Il tema del grandi carnivori divide e la conferma è arrivata dal convegno dal titolo
“Opinioni: il pensiero della comunità su orsi e lupi” dove sono stati presentati i risultati di un progetto di ricerca biennale, condotto con l’Università Ca’ Foscari di Venezia e l’Università di Sassari sulla presenza dei grandi carnivori.
Il presidente del Parco Naturale Adamello Brenta
, Walter Ferrazza, ha spiegato che
"l’orizzonte che abbiamo di fronte è comune, e dobbiamo affrontarlo assieme”.
I risultati della ricerca sono stati illustrati dagli antropologi
Roberta Raffaetà, Nicola Martellozzo e Gabriele Orlandi, e dal sociologo
Andrea Vargiu.
La parte antropologica della ricerca è stata condotta soprattutto attraverso mesi di presenza sul territorio e un’ampia serie di interviste realizzate dai ricercatori nel territorio del Parco fra il giugno 2023 e il giugno 2025.
Il lavoro svolto: circa 20 mesi di presenza complessiva dei due antropologi sul territorio; 86 interviste semi-strutturate (più una cinquantina circa di interviste informali); oltre 2300 risposte complessive raccolte dal questionario (sommando quello online con quello statistico); 4 focus group condotti in Rendena e 5 incontri nelle altre valli; 22 malghe visitate in Rendena (+ 6 extra-Rendena) durante le stagioni d’alpeggio 2023-2024 e social network analysis di comunità digitale (facebook) di circa 200.000 utenti.
Ciò che emerge è l’atteggiamento della “maggioranza silenziosa” sia più complesso e sfumato di quello che appare usualmente, considerato anche che spesso viene monitorato solo nelle situazioni di emergenza.
A fronte di due poli opposti, che in genere monopolizzano la scena, costituiti da chi vuole a tutti i costi l’orso e il lupo e ritiene le presenze umane quasi una “invasione” del loro territorio (si tratti dei residenti ma anche dei turisti), e specularmente di chi invece respinge totalmente la presenza di grandi carnivori sul territorio, per i danni che può produrre agli esseri umani o alle loro attività (a partire da quelle agropastorali), ciò che si nota è che la maggioranza dei partecipanti alla ricerca esprime posizioni più complesse, prevalentemente moderate, pur senza nascondere le preoccupazioni.

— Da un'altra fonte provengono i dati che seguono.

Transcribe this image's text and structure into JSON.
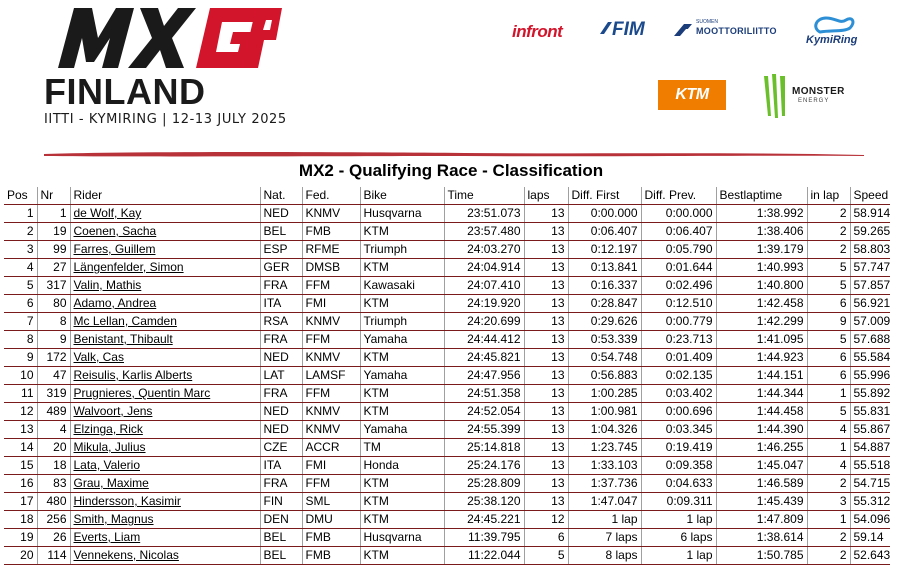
{
  "header": {
    "event_title": "FINLAND",
    "event_subtitle": "IITTI - KYMIRING | 12-13 JULY 2025",
    "logo_name": "mxgp-logo",
    "sponsors": {
      "infront": "infront",
      "fim": "FIM",
      "moto_small": "SUOMEN",
      "moto": "MOOTTORILIITTO",
      "kymiring": "KymiRing",
      "ktm": "KTM",
      "monster": "MONSTER",
      "monster_sub": "ENERGY"
    },
    "colors": {
      "accent": "#d3152c",
      "brush": "#b8323a",
      "row_line": "#7a1a1a"
    }
  },
  "title": "MX2 - Qualifying Race - Classification",
  "table": {
    "columns": [
      "Pos",
      "Nr",
      "Rider",
      "Nat.",
      "Fed.",
      "Bike",
      "Time",
      "laps",
      "Diff. First",
      "Diff. Prev.",
      "Bestlaptime",
      "in lap",
      "Speed"
    ],
    "rows": [
      {
        "pos": "1",
        "nr": "1",
        "rider": "de Wolf, Kay",
        "nat": "NED",
        "fed": "KNMV",
        "bike": "Husqvarna",
        "time": "23:51.073",
        "laps": "13",
        "diff_first": "0:00.000",
        "diff_prev": "0:00.000",
        "best": "1:38.992",
        "in_lap": "2",
        "speed": "58.914"
      },
      {
        "pos": "2",
        "nr": "19",
        "rider": "Coenen, Sacha",
        "nat": "BEL",
        "fed": "FMB",
        "bike": "KTM",
        "time": "23:57.480",
        "laps": "13",
        "diff_first": "0:06.407",
        "diff_prev": "0:06.407",
        "best": "1:38.406",
        "in_lap": "2",
        "speed": "59.265"
      },
      {
        "pos": "3",
        "nr": "99",
        "rider": "Farres, Guillem",
        "nat": "ESP",
        "fed": "RFME",
        "bike": "Triumph",
        "time": "24:03.270",
        "laps": "13",
        "diff_first": "0:12.197",
        "diff_prev": "0:05.790",
        "best": "1:39.179",
        "in_lap": "2",
        "speed": "58.803"
      },
      {
        "pos": "4",
        "nr": "27",
        "rider": "Längenfelder, Simon",
        "nat": "GER",
        "fed": "DMSB",
        "bike": "KTM",
        "time": "24:04.914",
        "laps": "13",
        "diff_first": "0:13.841",
        "diff_prev": "0:01.644",
        "best": "1:40.993",
        "in_lap": "5",
        "speed": "57.747"
      },
      {
        "pos": "5",
        "nr": "317",
        "rider": "Valin, Mathis",
        "nat": "FRA",
        "fed": "FFM",
        "bike": "Kawasaki",
        "time": "24:07.410",
        "laps": "13",
        "diff_first": "0:16.337",
        "diff_prev": "0:02.496",
        "best": "1:40.800",
        "in_lap": "5",
        "speed": "57.857"
      },
      {
        "pos": "6",
        "nr": "80",
        "rider": "Adamo, Andrea",
        "nat": "ITA",
        "fed": "FMI",
        "bike": "KTM",
        "time": "24:19.920",
        "laps": "13",
        "diff_first": "0:28.847",
        "diff_prev": "0:12.510",
        "best": "1:42.458",
        "in_lap": "6",
        "speed": "56.921"
      },
      {
        "pos": "7",
        "nr": "8",
        "rider": "Mc Lellan, Camden",
        "nat": "RSA",
        "fed": "KNMV",
        "bike": "Triumph",
        "time": "24:20.699",
        "laps": "13",
        "diff_first": "0:29.626",
        "diff_prev": "0:00.779",
        "best": "1:42.299",
        "in_lap": "9",
        "speed": "57.009"
      },
      {
        "pos": "8",
        "nr": "9",
        "rider": "Benistant, Thibault",
        "nat": "FRA",
        "fed": "FFM",
        "bike": "Yamaha",
        "time": "24:44.412",
        "laps": "13",
        "diff_first": "0:53.339",
        "diff_prev": "0:23.713",
        "best": "1:41.095",
        "in_lap": "5",
        "speed": "57.688"
      },
      {
        "pos": "9",
        "nr": "172",
        "rider": "Valk, Cas",
        "nat": "NED",
        "fed": "KNMV",
        "bike": "KTM",
        "time": "24:45.821",
        "laps": "13",
        "diff_first": "0:54.748",
        "diff_prev": "0:01.409",
        "best": "1:44.923",
        "in_lap": "6",
        "speed": "55.584"
      },
      {
        "pos": "10",
        "nr": "47",
        "rider": "Reisulis, Karlis Alberts",
        "nat": "LAT",
        "fed": "LAMSF",
        "bike": "Yamaha",
        "time": "24:47.956",
        "laps": "13",
        "diff_first": "0:56.883",
        "diff_prev": "0:02.135",
        "best": "1:44.151",
        "in_lap": "6",
        "speed": "55.996"
      },
      {
        "pos": "11",
        "nr": "319",
        "rider": "Prugnieres, Quentin Marc",
        "nat": "FRA",
        "fed": "FFM",
        "bike": "KTM",
        "time": "24:51.358",
        "laps": "13",
        "diff_first": "1:00.285",
        "diff_prev": "0:03.402",
        "best": "1:44.344",
        "in_lap": "1",
        "speed": "55.892"
      },
      {
        "pos": "12",
        "nr": "489",
        "rider": "Walvoort, Jens",
        "nat": "NED",
        "fed": "KNMV",
        "bike": "KTM",
        "time": "24:52.054",
        "laps": "13",
        "diff_first": "1:00.981",
        "diff_prev": "0:00.696",
        "best": "1:44.458",
        "in_lap": "5",
        "speed": "55.831"
      },
      {
        "pos": "13",
        "nr": "4",
        "rider": "Elzinga, Rick",
        "nat": "NED",
        "fed": "KNMV",
        "bike": "Yamaha",
        "time": "24:55.399",
        "laps": "13",
        "diff_first": "1:04.326",
        "diff_prev": "0:03.345",
        "best": "1:44.390",
        "in_lap": "4",
        "speed": "55.867"
      },
      {
        "pos": "14",
        "nr": "20",
        "rider": "Mikula, Julius",
        "nat": "CZE",
        "fed": "ACCR",
        "bike": "TM",
        "time": "25:14.818",
        "laps": "13",
        "diff_first": "1:23.745",
        "diff_prev": "0:19.419",
        "best": "1:46.255",
        "in_lap": "1",
        "speed": "54.887"
      },
      {
        "pos": "15",
        "nr": "18",
        "rider": "Lata, Valerio",
        "nat": "ITA",
        "fed": "FMI",
        "bike": "Honda",
        "time": "25:24.176",
        "laps": "13",
        "diff_first": "1:33.103",
        "diff_prev": "0:09.358",
        "best": "1:45.047",
        "in_lap": "4",
        "speed": "55.518"
      },
      {
        "pos": "16",
        "nr": "83",
        "rider": "Grau, Maxime",
        "nat": "FRA",
        "fed": "FFM",
        "bike": "KTM",
        "time": "25:28.809",
        "laps": "13",
        "diff_first": "1:37.736",
        "diff_prev": "0:04.633",
        "best": "1:46.589",
        "in_lap": "2",
        "speed": "54.715"
      },
      {
        "pos": "17",
        "nr": "480",
        "rider": "Hindersson, Kasimir",
        "nat": "FIN",
        "fed": "SML",
        "bike": "KTM",
        "time": "25:38.120",
        "laps": "13",
        "diff_first": "1:47.047",
        "diff_prev": "0:09.311",
        "best": "1:45.439",
        "in_lap": "3",
        "speed": "55.312"
      },
      {
        "pos": "18",
        "nr": "256",
        "rider": "Smith, Magnus",
        "nat": "DEN",
        "fed": "DMU",
        "bike": "KTM",
        "time": "24:45.221",
        "laps": "12",
        "diff_first": "1 lap",
        "diff_prev": "1 lap",
        "best": "1:47.809",
        "in_lap": "1",
        "speed": "54.096"
      },
      {
        "pos": "19",
        "nr": "26",
        "rider": "Everts, Liam",
        "nat": "BEL",
        "fed": "FMB",
        "bike": "Husqvarna",
        "time": "11:39.795",
        "laps": "6",
        "diff_first": "7 laps",
        "diff_prev": "6 laps",
        "best": "1:38.614",
        "in_lap": "2",
        "speed": "59.14"
      },
      {
        "pos": "20",
        "nr": "114",
        "rider": "Vennekens, Nicolas",
        "nat": "BEL",
        "fed": "FMB",
        "bike": "KTM",
        "time": "11:22.044",
        "laps": "5",
        "diff_first": "8 laps",
        "diff_prev": "1 lap",
        "best": "1:50.785",
        "in_lap": "2",
        "speed": "52.643"
      }
    ]
  }
}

Gli abitanti della Rendena e delle valli limitrofe, quindi, non sembrano né totalmente contrari né incondizionatamente favorevoli alla presenza di orsi e lupi. Sono quindi in massima parte aperti alla loro presenza sul territorio o quantomeno possibilisti, pur coltivando dubbi e paure. Questo fa emergere anche un altro dato significativo: la maggior parte delle persone necessita di essere informate, per capire meglio, e di essere ascoltate, per poter prendere decisioni condivise. Chi si colloca ai poli opposti ha idee e convinzioni chiare, già formate, spesso inamovibili. Chi invece si colloca su una posizione moderata, mediana, ha bisogno di sapere e capire di più, anche per utilizzare le maggiori conoscenze nella sua vita di ogni giorno.